To support derivatives markets in addressing the threat of global warming, the U.S. Commodity Futures Trading Commission (CFTC) is launching a new climate risk unit.
The CFTC has created an agency-wide, inter-divisional group to lead its work on the role of derivatives markets in pricing climate risk and facilitating the transition to a low-carbon economy.
The new Climate Risk Unit (CRU) is intended to ensure that new derivatives products and markets “fairly facilitate hedging, price discovery, market transparency, and capital allocation.”
The new effort to address climate risk at the CFTC follows steps by the U.S. Securities and Exchange Commission (SEC) to enhance its work in this area too, reflecting the new U.S. federal government’s commitment to address climate change.

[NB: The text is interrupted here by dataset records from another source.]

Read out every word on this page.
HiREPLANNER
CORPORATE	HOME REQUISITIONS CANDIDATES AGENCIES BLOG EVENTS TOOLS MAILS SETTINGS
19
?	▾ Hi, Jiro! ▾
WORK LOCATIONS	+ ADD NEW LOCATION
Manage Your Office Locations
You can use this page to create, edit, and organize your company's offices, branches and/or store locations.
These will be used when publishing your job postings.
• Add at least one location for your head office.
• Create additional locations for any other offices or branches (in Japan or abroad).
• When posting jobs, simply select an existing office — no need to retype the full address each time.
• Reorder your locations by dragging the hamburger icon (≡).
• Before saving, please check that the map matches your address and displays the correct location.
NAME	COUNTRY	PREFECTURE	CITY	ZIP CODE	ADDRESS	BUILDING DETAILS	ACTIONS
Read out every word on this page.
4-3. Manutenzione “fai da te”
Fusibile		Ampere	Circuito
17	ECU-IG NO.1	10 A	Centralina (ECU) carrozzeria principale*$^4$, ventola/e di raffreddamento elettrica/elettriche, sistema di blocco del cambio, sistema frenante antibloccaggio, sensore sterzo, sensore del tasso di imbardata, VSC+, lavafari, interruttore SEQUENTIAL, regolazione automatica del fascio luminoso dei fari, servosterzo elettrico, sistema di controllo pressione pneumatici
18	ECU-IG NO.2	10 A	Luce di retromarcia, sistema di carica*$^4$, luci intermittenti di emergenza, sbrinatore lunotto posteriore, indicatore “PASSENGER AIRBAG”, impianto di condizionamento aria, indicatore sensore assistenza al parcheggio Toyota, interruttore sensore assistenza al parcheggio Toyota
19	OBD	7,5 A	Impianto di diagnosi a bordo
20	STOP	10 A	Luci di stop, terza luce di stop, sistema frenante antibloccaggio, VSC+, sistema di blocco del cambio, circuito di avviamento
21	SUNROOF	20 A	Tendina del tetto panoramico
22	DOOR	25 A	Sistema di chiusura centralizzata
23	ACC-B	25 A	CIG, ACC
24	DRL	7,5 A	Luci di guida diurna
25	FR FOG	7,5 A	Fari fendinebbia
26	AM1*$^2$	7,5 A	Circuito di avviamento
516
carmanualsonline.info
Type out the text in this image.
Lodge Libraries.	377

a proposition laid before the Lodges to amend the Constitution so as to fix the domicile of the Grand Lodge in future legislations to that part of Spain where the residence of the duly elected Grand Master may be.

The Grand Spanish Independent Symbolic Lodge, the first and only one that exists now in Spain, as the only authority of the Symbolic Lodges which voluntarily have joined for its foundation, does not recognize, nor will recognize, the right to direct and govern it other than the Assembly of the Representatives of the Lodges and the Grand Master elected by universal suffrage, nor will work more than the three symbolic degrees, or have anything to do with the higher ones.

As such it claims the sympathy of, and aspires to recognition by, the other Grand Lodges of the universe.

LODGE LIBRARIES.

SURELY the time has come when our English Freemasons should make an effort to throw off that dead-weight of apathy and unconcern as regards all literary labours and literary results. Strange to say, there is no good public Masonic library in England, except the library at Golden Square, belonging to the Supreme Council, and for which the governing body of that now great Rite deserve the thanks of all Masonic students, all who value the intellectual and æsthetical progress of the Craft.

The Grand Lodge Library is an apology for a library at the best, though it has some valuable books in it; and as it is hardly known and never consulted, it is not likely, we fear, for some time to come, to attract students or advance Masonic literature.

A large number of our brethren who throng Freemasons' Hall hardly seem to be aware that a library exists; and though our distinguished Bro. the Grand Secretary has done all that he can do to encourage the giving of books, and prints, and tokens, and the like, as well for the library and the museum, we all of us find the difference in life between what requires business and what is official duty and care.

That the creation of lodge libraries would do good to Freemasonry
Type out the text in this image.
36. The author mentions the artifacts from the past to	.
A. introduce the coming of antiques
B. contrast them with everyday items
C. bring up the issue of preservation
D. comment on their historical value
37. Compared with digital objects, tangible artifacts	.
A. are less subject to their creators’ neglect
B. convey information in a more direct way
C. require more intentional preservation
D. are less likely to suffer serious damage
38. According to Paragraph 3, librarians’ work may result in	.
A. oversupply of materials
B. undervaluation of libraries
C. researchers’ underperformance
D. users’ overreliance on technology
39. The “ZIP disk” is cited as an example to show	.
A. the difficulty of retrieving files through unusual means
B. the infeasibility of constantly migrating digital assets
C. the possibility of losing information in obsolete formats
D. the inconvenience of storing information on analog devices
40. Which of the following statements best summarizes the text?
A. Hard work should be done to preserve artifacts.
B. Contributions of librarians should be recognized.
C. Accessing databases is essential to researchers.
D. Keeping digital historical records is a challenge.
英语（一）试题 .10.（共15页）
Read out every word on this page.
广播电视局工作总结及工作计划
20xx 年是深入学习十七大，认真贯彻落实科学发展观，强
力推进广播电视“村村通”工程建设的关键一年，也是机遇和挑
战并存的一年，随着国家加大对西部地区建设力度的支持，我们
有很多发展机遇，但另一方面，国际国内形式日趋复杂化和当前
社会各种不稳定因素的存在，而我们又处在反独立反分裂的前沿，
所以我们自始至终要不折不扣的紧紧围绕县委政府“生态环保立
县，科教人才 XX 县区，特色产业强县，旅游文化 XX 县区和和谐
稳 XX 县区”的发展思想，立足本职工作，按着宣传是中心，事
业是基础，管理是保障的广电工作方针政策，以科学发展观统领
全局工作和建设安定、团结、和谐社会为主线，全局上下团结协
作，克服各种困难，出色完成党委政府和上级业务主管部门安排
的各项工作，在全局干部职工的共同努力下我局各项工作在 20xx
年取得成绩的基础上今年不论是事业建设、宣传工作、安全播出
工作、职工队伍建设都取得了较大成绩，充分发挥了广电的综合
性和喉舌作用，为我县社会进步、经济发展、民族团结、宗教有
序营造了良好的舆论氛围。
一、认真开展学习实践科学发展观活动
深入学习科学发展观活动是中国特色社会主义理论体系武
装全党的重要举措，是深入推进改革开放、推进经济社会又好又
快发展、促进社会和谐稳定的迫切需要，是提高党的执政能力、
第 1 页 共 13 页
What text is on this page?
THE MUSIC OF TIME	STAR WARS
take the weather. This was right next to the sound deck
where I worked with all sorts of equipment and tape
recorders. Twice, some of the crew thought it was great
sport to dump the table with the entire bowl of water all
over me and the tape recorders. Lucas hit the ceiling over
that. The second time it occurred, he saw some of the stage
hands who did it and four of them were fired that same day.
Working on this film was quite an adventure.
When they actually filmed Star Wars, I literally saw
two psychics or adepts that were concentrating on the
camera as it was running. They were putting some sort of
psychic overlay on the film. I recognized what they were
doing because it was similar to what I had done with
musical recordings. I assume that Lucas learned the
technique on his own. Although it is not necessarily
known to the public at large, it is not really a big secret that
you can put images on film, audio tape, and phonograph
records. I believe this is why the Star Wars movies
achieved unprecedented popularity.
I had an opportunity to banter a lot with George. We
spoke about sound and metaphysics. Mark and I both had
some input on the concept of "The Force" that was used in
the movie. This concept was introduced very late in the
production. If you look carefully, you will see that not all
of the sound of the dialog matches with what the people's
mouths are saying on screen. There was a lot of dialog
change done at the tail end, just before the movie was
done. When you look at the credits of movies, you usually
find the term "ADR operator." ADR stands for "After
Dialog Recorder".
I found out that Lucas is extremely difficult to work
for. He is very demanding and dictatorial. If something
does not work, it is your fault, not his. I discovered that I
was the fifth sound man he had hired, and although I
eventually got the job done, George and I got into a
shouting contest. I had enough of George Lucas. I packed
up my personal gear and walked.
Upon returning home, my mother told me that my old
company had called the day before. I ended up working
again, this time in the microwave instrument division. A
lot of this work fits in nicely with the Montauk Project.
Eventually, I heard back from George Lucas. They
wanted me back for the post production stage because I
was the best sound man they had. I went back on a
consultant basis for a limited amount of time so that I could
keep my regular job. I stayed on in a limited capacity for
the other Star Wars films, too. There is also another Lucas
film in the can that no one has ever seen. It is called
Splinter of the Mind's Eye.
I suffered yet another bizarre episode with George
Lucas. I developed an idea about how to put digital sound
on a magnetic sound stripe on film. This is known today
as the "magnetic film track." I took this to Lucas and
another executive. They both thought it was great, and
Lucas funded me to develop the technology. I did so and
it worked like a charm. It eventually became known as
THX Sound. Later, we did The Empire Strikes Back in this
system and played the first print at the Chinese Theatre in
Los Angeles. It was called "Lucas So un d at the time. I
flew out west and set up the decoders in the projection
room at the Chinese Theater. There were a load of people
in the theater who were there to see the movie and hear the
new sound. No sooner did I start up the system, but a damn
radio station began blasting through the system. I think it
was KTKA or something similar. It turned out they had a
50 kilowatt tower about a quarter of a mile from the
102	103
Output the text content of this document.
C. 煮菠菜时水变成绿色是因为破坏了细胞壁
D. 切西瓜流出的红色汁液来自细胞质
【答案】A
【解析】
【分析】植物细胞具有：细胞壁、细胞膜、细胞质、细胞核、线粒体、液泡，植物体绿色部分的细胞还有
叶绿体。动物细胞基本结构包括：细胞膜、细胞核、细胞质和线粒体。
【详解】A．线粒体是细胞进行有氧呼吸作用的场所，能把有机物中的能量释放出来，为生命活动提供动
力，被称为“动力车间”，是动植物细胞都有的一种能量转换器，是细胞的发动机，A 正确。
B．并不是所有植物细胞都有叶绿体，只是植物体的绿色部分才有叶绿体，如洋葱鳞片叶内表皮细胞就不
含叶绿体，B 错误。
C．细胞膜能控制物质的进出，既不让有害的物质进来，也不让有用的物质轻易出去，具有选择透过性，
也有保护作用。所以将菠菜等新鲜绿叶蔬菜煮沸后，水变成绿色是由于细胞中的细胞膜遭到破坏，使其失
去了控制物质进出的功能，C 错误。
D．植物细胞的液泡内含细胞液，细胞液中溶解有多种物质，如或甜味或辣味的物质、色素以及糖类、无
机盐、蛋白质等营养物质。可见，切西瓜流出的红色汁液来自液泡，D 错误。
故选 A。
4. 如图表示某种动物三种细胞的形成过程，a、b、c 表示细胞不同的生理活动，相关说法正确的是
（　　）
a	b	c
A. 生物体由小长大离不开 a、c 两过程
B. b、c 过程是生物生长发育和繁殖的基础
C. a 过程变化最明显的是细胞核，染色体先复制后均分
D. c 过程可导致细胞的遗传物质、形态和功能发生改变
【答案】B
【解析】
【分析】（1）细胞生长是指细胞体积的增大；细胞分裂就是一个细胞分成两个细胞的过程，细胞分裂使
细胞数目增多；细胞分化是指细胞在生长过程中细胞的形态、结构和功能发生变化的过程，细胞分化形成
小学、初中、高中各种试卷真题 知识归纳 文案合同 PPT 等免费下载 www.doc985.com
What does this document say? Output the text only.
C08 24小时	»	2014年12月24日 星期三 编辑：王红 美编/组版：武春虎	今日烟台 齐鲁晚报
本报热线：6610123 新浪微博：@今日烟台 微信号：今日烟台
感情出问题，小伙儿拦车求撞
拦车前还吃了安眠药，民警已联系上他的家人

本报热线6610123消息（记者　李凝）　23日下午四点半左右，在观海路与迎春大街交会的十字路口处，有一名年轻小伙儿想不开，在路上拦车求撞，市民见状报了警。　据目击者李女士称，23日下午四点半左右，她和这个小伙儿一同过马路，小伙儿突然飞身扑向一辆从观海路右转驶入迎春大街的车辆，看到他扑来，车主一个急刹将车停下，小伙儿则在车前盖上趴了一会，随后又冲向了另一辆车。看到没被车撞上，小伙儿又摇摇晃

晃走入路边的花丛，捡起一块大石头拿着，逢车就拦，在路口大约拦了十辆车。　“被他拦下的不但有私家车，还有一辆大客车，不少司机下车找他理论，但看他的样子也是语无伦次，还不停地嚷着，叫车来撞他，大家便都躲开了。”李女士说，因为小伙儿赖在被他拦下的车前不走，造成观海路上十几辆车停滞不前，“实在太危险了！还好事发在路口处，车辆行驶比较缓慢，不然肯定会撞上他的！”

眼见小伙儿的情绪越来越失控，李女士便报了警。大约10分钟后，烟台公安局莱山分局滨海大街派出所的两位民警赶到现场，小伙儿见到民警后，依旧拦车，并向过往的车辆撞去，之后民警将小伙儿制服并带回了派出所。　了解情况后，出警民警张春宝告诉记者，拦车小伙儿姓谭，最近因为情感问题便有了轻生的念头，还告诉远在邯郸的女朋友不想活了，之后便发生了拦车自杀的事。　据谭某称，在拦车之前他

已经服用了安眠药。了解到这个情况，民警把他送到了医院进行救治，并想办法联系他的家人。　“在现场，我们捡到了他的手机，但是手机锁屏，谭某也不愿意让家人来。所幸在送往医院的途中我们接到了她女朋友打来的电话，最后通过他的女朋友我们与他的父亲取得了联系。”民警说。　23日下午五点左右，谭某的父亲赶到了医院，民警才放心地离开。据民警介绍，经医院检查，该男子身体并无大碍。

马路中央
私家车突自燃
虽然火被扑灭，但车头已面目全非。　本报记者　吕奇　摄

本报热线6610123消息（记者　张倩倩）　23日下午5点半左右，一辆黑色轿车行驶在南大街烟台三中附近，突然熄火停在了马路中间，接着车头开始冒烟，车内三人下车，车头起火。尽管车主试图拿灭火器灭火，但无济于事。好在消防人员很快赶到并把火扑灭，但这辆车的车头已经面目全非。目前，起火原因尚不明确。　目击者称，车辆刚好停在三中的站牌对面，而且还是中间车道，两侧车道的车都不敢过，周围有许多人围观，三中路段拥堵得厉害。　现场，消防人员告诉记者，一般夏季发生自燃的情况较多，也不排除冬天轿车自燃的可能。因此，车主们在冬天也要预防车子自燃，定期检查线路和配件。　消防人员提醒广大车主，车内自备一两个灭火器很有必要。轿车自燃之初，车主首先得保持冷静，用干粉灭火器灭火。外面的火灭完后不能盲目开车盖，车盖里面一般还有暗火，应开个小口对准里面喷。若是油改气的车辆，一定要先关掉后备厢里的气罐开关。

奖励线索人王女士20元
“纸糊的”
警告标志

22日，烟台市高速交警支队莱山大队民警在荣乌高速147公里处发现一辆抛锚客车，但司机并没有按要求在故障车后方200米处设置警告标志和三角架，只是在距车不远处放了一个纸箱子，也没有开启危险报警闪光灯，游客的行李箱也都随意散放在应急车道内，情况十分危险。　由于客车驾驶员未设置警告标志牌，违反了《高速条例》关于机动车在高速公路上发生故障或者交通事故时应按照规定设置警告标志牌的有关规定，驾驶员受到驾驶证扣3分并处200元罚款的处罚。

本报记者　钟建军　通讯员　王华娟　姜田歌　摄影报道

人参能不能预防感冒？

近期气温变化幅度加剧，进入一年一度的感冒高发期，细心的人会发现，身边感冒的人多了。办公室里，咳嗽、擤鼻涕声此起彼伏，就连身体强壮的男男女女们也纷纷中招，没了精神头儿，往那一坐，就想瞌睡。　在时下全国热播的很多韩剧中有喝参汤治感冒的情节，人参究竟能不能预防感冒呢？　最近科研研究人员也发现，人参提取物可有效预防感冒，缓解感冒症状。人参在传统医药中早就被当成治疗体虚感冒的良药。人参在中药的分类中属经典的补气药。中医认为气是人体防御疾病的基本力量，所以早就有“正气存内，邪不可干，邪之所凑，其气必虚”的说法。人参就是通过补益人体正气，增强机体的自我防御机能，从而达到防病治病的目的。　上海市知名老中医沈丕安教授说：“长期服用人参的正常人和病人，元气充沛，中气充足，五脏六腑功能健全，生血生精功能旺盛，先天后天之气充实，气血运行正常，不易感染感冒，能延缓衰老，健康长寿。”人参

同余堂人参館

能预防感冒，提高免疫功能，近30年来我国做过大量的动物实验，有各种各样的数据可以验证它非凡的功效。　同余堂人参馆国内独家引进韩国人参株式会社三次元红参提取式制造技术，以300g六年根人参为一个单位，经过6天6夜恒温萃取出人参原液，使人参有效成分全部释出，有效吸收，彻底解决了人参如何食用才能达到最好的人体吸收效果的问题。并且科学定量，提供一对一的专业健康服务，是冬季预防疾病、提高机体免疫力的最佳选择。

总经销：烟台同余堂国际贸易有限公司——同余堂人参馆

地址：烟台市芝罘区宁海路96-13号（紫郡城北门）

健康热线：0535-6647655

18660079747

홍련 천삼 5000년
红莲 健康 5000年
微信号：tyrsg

Among other initiatives, the CFTC’s CRU may facilitate discussions with exchanges, clearinghouses, industry groups and market participants regarding new and emerging climate risks and the impact of extreme weather; identify possible reforms; and participate in global efforts to develop consistent disclosure standards, market practices, and regulatory, capital and accounting standards.
The CRU will also consider whether climate finance labs or regulatory sandboxes “would enhance development of climate-related market risk tools, products, and services.”
“The Covid-19 pandemic as well as increasingly severe weather and environmental impacts have firmly established the role of financial regulators in providing decisive leadership in times of market stress,” Rostin Behnam, acting chairman of the CFTC, said in a statement.
“Climate change poses a major threat to U.S. financial stability, and I believe we must move urgently and assertively in utilizing our wide-ranging and flexible authorities to address emerging risks. The CFTC’s unique mission focused on risk mitigation and price discovery puts us on the front lines of this effort,” Benham added.